The Met Office has issued a yellow weather warning for high winds from midday on Saturday throughout Sunday, and a yellow warning for heavy rain from the early hours of Sunday through to 9pm.

The storm brings the potential for disruption to travel as a result of debris and surface water flooding on roads.

The county council’s highway teams are on standby to deal with fallen trees and minimise the impact of floods by diverting traffic and removing storm debris from drains.

External contractors are also available to be called upon to add to the council’s manpower should they be needed.

A county council spokesman said people should report any problems on the roads caused by the storm which do not require an emergency response to the police by calling 101 so they can pass any issues on to highway teams as necessary.

County Coun Keith Iddon, cabinet member for highways and transport, said: “We’re well prepared for whatever Storm Ciara brings this weekend, ensuring our highway teams are ready to deal with incidents such as blocked roads, as well as any other urgent repairs and maintenance that may be needed.

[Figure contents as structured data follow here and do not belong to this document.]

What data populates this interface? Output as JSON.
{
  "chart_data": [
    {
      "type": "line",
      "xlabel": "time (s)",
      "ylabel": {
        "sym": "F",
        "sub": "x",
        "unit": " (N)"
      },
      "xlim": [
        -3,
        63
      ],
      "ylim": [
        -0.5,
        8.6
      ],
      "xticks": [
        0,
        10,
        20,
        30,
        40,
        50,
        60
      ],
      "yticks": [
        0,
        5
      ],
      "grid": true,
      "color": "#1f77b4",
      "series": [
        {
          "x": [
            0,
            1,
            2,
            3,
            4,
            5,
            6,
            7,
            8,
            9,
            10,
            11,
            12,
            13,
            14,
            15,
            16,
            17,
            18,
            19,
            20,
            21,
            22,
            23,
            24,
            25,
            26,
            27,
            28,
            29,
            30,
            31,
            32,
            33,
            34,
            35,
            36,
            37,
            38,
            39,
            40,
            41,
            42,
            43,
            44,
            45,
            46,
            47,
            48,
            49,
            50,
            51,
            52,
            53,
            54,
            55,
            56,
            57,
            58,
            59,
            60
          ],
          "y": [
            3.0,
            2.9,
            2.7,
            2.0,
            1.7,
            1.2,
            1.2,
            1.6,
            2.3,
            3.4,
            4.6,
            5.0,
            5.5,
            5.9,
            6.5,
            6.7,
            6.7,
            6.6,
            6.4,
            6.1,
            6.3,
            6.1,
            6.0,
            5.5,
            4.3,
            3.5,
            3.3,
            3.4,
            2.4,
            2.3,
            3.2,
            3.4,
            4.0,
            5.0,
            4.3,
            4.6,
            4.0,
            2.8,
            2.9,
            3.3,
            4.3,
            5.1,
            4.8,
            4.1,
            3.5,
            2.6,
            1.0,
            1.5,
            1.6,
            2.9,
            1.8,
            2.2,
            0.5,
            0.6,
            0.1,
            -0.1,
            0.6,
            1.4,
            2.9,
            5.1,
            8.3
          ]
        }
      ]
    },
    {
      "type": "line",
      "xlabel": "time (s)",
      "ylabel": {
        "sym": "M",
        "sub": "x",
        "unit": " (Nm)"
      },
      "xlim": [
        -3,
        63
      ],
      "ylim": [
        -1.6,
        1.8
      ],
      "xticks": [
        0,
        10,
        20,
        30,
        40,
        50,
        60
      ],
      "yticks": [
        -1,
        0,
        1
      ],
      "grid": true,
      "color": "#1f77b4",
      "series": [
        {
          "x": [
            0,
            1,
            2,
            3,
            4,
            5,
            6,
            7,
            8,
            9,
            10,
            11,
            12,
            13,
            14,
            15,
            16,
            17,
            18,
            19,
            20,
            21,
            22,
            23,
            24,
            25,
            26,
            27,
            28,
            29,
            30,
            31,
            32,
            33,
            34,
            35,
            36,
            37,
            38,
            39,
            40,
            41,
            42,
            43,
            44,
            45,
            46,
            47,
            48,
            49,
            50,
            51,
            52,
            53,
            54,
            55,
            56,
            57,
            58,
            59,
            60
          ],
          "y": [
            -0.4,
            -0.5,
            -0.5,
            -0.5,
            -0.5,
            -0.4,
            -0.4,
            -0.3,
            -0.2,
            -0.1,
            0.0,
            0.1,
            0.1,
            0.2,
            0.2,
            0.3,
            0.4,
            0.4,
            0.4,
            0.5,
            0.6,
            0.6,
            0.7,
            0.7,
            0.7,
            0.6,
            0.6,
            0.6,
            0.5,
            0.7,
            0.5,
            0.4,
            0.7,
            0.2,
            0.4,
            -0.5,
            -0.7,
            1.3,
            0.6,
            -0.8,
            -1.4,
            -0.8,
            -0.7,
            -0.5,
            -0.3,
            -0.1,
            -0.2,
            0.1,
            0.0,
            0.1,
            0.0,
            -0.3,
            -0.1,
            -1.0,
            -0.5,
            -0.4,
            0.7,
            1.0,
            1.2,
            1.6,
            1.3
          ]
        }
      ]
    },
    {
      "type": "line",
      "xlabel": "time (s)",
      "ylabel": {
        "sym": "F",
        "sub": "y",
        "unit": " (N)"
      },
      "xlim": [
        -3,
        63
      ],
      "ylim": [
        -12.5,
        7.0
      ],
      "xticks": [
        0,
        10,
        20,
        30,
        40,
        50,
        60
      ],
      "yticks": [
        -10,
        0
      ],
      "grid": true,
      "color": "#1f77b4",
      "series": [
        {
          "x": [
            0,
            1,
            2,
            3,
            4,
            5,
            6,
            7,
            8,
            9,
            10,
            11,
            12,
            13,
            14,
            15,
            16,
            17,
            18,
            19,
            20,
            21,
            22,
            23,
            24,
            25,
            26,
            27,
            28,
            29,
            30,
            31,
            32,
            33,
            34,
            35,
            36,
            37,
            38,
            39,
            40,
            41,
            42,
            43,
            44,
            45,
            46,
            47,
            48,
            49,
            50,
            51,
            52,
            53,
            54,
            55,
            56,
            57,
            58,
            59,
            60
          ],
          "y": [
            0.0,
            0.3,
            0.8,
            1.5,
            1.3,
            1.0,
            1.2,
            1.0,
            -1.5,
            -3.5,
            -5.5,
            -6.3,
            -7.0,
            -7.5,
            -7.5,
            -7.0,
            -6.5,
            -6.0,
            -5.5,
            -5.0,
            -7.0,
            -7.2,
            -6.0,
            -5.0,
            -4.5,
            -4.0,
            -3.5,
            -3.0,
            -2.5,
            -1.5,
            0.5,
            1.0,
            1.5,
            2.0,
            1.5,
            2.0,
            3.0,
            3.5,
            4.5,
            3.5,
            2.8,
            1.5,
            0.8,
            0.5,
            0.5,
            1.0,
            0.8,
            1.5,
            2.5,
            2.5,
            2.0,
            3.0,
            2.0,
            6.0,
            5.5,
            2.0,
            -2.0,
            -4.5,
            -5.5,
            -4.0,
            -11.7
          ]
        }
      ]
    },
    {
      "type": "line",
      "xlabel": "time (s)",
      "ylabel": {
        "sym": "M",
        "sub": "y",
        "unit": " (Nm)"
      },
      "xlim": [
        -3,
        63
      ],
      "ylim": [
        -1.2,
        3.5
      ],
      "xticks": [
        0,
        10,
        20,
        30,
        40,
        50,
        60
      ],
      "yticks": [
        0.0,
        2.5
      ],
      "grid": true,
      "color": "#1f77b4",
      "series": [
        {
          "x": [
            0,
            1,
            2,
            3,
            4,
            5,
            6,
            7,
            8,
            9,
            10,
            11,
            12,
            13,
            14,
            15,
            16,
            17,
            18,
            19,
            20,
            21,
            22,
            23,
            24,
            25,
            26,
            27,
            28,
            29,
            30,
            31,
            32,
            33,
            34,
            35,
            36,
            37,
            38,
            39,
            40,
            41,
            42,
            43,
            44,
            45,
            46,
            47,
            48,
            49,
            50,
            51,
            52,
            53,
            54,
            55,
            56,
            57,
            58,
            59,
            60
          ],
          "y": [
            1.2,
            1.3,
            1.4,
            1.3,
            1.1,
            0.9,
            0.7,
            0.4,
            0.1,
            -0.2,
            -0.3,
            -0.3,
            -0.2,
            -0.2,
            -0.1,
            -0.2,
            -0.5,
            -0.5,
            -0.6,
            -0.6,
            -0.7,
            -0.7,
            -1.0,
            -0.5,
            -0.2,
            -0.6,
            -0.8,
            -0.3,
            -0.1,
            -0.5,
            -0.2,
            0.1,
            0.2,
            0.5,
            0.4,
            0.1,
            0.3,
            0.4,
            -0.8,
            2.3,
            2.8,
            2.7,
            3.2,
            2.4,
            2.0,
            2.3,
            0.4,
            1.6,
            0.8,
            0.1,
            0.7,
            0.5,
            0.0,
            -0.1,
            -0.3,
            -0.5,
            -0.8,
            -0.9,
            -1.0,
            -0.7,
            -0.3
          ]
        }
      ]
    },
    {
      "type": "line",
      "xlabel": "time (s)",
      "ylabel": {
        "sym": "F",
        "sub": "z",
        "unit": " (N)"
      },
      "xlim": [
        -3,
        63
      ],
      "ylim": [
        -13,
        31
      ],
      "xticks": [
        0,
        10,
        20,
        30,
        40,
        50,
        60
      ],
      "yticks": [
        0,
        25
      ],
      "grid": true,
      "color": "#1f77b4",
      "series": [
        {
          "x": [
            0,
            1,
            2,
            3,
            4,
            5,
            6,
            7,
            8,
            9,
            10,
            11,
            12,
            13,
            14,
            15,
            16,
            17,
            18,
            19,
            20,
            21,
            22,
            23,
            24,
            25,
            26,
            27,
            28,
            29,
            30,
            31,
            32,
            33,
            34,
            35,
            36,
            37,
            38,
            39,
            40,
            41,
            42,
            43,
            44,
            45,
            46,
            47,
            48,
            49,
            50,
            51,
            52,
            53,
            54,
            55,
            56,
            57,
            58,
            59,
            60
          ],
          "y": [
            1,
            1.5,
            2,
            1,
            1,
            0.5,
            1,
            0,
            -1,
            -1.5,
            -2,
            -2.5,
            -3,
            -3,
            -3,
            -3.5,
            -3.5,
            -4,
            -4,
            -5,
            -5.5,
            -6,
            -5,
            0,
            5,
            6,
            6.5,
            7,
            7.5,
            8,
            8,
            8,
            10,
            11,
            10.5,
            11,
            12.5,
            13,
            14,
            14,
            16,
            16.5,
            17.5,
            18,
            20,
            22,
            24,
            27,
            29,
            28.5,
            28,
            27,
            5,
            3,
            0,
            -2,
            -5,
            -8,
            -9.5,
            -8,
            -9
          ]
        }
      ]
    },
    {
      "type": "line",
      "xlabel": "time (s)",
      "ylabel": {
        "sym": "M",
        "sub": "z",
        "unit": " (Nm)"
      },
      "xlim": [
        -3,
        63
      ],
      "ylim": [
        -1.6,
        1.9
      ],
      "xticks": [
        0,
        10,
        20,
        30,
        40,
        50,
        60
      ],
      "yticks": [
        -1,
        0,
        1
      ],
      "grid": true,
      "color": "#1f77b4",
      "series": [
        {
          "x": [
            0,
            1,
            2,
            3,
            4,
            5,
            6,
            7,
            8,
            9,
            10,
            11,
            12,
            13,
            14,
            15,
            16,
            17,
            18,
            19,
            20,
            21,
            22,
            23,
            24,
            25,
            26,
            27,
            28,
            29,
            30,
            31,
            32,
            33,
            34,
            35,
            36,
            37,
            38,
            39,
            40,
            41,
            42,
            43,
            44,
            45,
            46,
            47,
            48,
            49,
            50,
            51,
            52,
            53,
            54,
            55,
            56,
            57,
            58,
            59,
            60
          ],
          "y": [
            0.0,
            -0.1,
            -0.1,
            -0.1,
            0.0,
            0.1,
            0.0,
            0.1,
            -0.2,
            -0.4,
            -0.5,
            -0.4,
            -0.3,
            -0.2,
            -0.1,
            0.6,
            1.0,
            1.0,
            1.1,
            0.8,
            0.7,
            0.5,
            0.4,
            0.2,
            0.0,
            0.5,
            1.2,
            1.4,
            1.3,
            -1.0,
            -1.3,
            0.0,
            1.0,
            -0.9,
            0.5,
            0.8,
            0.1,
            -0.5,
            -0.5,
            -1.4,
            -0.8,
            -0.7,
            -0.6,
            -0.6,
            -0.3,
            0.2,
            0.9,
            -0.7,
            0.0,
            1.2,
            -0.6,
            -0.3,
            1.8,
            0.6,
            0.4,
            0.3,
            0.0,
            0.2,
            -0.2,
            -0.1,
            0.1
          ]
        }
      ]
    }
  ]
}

“I would remind everyone to check the advice issued by the Met Office, and consider whether their plans may be affected. You can also find advice on our website about what to do before, during, and after a flood.

“I’d also ask people to check on any vulnerable friends and relatives who may struggle to get out and about when the weather is bad.

"Rogue traders also often target vulnerable people in the days following a storm by cold calling and offering to carry out unnecessary, overpriced, and shoddy repairs. You can find reputable tradespeople by using our Safe Trader Scheme.”